No 10 said the Indian variant "could pose a threat" to the process of deciding whether all remaining lockdown restrictions could be eased on 21 June.
Mr Hancock told the House of Commons there were now 2,323 confirmed cases of the Indian variant in the UK.
This means there has been a 77% increase in confirmed cases of the variant over the last five days.
"There are now 86 local authorities where there are five or more confirmed cases," he said. There are 343 local authorities in England.
Mr Hancock said the Indian variant was now the dominant strain of the virus in Bolton as well as Blackburn and Darwen and was rising in all age groups.
He said most people in hospital in those areas had been eligible for a vaccine but had chosen not to have it - and urged anyone not sure whether to get jabbed to "look at what's happening in Bolton".
Bedford was also fast becoming a hotspot for the variant, Mr Hancock said, and surge testing would begin there.
Scientists believe the Indian variant does spread more easily, but early data suggests vaccines still work. The exact impact on vaccine efficacy - if any - is yet to be confirmed.
People aged 37 and over in England will be able to get the vaccine from Tuesday, he said - and the rollout would continue to be expanded later in the week.
Lockdown eases across UK:
The lockdown changes on Monday - which are different in England, Wales and Scotland - have seen thousands of people heading off on foreign holidays, flocking to bingo halls and drinking inside pubs again.
People have also taken the chance to finally hug loved ones as the guidance on close contact were changed. Hospital ward manager Viv Hudson, 58, wept with joy as she finally hugged her daughter, Theresa Fox, for the first time in more than a year.
"It's a bit weird - but a good kind of weird.

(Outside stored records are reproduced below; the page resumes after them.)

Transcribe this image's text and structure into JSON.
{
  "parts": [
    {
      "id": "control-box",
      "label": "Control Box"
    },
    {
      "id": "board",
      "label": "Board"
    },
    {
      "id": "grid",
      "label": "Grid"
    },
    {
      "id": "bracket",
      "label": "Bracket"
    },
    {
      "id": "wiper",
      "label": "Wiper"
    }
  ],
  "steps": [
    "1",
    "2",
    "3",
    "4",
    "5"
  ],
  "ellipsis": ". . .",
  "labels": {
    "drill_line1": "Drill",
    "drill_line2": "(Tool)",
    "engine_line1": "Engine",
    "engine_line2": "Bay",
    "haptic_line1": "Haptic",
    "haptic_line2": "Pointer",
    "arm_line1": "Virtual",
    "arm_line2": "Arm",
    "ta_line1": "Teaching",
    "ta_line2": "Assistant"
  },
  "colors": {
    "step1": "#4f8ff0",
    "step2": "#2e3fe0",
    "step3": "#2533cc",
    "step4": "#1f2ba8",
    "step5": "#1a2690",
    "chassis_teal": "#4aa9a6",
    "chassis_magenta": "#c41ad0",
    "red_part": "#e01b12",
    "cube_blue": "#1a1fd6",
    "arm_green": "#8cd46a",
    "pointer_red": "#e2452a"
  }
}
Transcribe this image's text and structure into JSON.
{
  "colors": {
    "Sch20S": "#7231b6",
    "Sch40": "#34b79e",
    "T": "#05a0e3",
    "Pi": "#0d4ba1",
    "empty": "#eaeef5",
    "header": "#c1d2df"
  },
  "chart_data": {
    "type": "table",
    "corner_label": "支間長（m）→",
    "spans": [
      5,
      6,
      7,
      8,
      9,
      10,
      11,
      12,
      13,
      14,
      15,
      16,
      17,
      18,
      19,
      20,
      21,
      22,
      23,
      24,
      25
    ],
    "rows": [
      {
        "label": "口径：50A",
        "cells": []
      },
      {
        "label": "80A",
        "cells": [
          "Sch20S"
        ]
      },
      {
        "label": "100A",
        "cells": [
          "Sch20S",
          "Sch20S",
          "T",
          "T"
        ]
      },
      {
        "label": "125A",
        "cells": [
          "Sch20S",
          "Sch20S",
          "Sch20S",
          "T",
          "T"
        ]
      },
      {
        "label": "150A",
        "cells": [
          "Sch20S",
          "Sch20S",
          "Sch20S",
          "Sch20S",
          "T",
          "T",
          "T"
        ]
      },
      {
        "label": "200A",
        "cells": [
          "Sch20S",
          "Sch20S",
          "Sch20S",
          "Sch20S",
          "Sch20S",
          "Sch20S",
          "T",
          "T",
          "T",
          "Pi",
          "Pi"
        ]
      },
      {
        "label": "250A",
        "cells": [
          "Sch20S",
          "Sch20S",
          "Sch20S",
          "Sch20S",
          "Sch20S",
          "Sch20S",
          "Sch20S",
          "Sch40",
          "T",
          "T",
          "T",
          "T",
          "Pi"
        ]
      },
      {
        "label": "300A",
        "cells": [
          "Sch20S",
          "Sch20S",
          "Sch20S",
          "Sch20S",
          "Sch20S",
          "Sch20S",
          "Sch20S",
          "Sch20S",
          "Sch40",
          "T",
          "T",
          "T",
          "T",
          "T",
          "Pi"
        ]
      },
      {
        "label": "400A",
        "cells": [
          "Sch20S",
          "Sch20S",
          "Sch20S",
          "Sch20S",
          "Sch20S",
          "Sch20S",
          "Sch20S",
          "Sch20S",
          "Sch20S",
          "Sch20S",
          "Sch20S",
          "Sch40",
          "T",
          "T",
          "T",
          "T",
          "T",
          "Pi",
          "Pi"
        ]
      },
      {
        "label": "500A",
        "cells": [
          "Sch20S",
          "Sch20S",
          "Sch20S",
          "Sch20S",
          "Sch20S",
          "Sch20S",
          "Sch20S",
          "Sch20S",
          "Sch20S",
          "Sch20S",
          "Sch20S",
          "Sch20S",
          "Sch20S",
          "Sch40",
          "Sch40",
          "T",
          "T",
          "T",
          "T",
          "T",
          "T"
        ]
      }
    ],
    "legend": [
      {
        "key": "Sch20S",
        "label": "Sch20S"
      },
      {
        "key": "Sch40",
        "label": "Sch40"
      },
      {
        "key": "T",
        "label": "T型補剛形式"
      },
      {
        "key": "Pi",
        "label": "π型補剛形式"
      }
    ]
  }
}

I've missed this so much," said Theresa, 38, who also works for the NHS.
"While we can take this step today, we must be humble in the face of this virus," said Mr Hancock.
He pointed out that fewer than 1,000 people were now in hospital with the virus - the first time this has happened since last September.
Latest figures show another 1,976 cases have been recorded across the UK and a further five people have died.
Meanwhile, the number of people who have received their first vaccine dose has topped 36.7 million, and more than 20.2 million second doses have been given.
Should we be celebrating the easing of restrictions or worried by the continued spread of a new variant?
The big picture is we are in a much better place than the start of the year - when around 1.25 million people were estimated to have the virus and the NHS was feeling the pressure.
Now there are fewer than 1,000 people in hospital with Covid - 97% lower than the peak.
However, we are in a transitional phase as the burden of suppressing the virus is shifting from lockdowns to the vaccine. That process is not yet complete.
It means there is still the potential for a more transmissible variant to cause a spike in cases and people needing hospital treatment.
There is still uncertainty about how transmissible B1617.2 is and in turn how great a threat it poses.
However, the planned easing in mid-June is already in significant doubt.
The government's plan was to end all remaining limits on social contact from 21 June - which would mean unlimited numbers of guests at weddings and nightclubs allowed to reopen.
Ahead of this happening, a review was set to happen by the end of May.
But earlier, the prime minister's official spokesman said: "The Indian variant could pose a threat to this process - our decision will be based on latest data. We will set out plans as soon as the data allows."
Asked whether ministers would consider a return to a tier system of rules, the spokesman said they did not want to talk about hypothetical situations but "we don't want to rule anything out".